2. A registration statement under this
section must contain the following information and be accompanied by the
following records in addition to the information specified in subsection 4 of NRS 90.500 and the consent to service of
process required by NRS 90.770 :
(a) One copy of the latest form of prospectus
filed under the Securities Act of 1933;
(b) If the Administrator by regulation or order
requires:
(1) A copy of the articles of
incorporation and bylaws, or their substantial equivalents, currently in
effect;
(2) A copy of any agreement with or among
underwriters;
(3) A copy of any indenture or other
instrument governing the issuance of the security to be registered; and
(4) A copy, specimen or description of the
security;
(c) If the Administrator requests and subject to
the provisions of NRS 90.730 , any other
information or copies of any other records filed under the Securities Act of
1933; and
(d) An undertaking to forward promptly and in any
event not later than the first business day after the day they are forwarded to
or filed with the Securities and Exchange Commission, all future amendments to
the federal prospectus, other than an amendment that delays the effective date
of the registration statement, whichever occurs first.
3. A registration statement under this
section becomes effective when the federal registration statement becomes
effective and all the following conditions are satisfied:
(a) No order is in effect, and no proceeding is
pending, under NRS 90.510 ;
(b) The registration statement has been on file
with the Administrator for at least 10 days, but if the registration statement
is not filed with the Administrator within 5 days after the initial filing
under the Securities Act of 1933, the registration statement must have been on
file with the Administrator for 30 days or any shorter period as the
Administrator by regulation or order specifies; and
(c) A statement of the maximum and minimum
proposed offering prices and the maximum underwriting discounts and commissions
has been on file for 2 full business days or any shorter period the
Administrator permits and the offering is made within those limitations.

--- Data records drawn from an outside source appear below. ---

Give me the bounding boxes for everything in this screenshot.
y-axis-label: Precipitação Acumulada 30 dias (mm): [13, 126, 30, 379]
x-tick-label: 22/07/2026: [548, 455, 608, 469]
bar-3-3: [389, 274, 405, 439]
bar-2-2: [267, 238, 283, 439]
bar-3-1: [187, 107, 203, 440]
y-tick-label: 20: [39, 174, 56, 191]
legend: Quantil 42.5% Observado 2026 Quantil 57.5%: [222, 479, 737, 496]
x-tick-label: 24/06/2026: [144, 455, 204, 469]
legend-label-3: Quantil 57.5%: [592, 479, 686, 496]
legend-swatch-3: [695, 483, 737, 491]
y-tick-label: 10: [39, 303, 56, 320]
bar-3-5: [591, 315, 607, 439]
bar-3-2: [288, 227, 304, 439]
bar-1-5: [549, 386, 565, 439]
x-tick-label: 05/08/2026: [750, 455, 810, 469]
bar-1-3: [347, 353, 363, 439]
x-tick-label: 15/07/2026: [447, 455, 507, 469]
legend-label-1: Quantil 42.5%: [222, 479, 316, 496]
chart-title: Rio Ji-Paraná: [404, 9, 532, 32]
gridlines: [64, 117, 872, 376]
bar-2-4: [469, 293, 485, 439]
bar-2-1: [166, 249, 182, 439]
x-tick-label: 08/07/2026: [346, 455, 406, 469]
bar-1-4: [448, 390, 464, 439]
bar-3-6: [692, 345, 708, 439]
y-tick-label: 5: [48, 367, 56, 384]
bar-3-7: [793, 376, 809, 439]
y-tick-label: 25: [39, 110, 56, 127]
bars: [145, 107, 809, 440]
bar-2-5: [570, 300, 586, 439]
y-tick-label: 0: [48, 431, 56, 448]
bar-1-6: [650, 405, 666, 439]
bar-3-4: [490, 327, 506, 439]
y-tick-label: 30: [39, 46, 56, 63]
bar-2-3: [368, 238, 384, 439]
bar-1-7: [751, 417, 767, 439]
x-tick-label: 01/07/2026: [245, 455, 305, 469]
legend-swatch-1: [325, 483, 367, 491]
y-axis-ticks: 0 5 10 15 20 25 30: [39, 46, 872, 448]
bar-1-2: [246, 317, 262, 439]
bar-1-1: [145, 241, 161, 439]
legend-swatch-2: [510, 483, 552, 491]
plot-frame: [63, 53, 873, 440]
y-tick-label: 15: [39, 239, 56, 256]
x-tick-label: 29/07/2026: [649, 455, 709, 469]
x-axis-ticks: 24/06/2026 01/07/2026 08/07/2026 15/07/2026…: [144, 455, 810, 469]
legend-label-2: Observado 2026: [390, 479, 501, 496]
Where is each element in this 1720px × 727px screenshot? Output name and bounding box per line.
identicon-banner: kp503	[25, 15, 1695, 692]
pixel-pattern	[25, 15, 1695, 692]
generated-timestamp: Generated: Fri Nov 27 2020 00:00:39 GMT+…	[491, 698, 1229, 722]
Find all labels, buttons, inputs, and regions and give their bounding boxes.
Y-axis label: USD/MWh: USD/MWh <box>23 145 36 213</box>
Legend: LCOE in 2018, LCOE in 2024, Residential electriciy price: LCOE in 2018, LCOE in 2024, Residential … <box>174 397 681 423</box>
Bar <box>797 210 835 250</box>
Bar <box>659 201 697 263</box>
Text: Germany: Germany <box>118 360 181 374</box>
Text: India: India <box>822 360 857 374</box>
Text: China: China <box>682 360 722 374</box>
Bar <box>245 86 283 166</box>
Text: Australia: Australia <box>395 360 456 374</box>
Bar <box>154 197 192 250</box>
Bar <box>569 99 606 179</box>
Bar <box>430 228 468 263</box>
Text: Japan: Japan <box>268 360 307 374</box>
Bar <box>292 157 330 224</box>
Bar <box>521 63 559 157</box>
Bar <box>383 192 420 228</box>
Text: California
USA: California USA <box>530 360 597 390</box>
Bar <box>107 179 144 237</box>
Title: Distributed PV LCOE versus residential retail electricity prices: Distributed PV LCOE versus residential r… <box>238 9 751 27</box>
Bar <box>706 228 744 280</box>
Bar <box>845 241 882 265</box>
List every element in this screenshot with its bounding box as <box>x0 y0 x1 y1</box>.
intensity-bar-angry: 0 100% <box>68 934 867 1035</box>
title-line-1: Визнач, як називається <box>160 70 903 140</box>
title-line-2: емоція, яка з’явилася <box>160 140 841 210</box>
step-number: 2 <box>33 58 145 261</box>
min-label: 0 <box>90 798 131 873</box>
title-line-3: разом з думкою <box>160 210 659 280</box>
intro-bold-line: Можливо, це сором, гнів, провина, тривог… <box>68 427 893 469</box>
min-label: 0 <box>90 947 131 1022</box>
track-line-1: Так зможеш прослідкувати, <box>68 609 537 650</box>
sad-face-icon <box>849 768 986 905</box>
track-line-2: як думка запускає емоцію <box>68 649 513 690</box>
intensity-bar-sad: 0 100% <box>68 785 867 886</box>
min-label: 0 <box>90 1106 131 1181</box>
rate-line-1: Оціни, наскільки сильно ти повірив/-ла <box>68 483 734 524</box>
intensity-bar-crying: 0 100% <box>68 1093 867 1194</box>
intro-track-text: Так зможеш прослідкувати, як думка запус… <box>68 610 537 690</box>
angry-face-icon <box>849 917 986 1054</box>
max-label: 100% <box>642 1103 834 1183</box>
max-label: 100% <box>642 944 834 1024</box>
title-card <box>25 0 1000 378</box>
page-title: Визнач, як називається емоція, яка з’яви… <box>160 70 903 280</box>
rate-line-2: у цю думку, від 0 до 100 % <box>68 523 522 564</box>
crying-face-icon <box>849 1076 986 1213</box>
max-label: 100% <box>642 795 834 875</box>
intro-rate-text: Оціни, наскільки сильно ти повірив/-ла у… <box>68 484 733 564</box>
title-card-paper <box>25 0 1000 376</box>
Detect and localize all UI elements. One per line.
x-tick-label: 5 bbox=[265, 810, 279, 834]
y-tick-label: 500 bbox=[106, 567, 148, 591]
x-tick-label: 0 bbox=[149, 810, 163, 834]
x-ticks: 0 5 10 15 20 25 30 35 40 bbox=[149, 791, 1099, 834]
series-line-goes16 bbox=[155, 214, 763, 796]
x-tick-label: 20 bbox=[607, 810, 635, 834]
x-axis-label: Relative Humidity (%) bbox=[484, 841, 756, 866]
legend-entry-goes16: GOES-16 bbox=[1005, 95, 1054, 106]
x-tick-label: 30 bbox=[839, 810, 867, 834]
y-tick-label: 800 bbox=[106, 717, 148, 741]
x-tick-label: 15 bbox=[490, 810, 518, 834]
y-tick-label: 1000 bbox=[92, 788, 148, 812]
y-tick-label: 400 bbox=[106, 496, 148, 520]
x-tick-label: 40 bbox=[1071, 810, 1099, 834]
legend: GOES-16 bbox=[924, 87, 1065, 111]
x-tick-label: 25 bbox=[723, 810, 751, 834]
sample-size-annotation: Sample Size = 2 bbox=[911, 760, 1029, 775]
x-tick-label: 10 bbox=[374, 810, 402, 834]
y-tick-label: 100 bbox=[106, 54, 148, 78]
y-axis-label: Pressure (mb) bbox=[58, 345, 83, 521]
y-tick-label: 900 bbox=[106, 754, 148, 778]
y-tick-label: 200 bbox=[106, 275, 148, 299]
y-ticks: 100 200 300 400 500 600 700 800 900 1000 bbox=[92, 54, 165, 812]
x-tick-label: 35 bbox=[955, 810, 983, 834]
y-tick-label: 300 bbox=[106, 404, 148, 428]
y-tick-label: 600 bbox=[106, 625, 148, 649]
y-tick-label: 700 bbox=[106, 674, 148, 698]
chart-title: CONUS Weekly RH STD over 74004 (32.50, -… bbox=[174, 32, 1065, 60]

4. The registrant shall promptly notify the
Administrator of the date and time when the federal registration statement
became effective and the content of the price amendment, if any, and shall
promptly file a posteffective amendment containing the information and records
in the price amendment.
5. Upon failure to receive the required
notification and posteffective amendment with respect to the price amendment,
the Administrator may enter an order, retroactively denying effectiveness to
the registration statement or suspending its effectiveness until the registrant
complies with subsection 4. The Administrator shall promptly notify the
registrant of the issuance of the order. If the registrant proves compliance
with the requirements of subsection 4 as to notice and posteffective amendment,
the order is void as of its entry.
6. The Administrator by regulation or
order may waive either or both of the conditions specified in paragraphs (b)
and (c) of subsection 3.
7. If the federal registration statement
becomes effective before all the conditions in subsection 3 are satisfied and
they are not waived, the registration statement automatically becomes effective
when all the conditions are satisfied. If the registrant advises the
Administrator of the date when the federal registration statement is expected
to become effective, the Administrator shall promptly advise the registrant, at
the registrants expense, whether all conditions are satisfied and whether the
Administrator then contemplates the institution of a proceeding under NRS 90.510 , but the advice by the
Administrator does not preclude the institution of a proceeding for an order
suspending the effectiveness of the registration statement. An order issued
under this subsection is not retroactive.
8. The Administrator by regulation or
order may waive or modify the application of a requirement of this section if a
provision or an amendment, repeal or other alteration of the provisions of the
Securities Act of 1933 for the registration of securities or of the regulations
adopted under that act renders the waiver or modification appropriate for
further coordination of state and federal registration.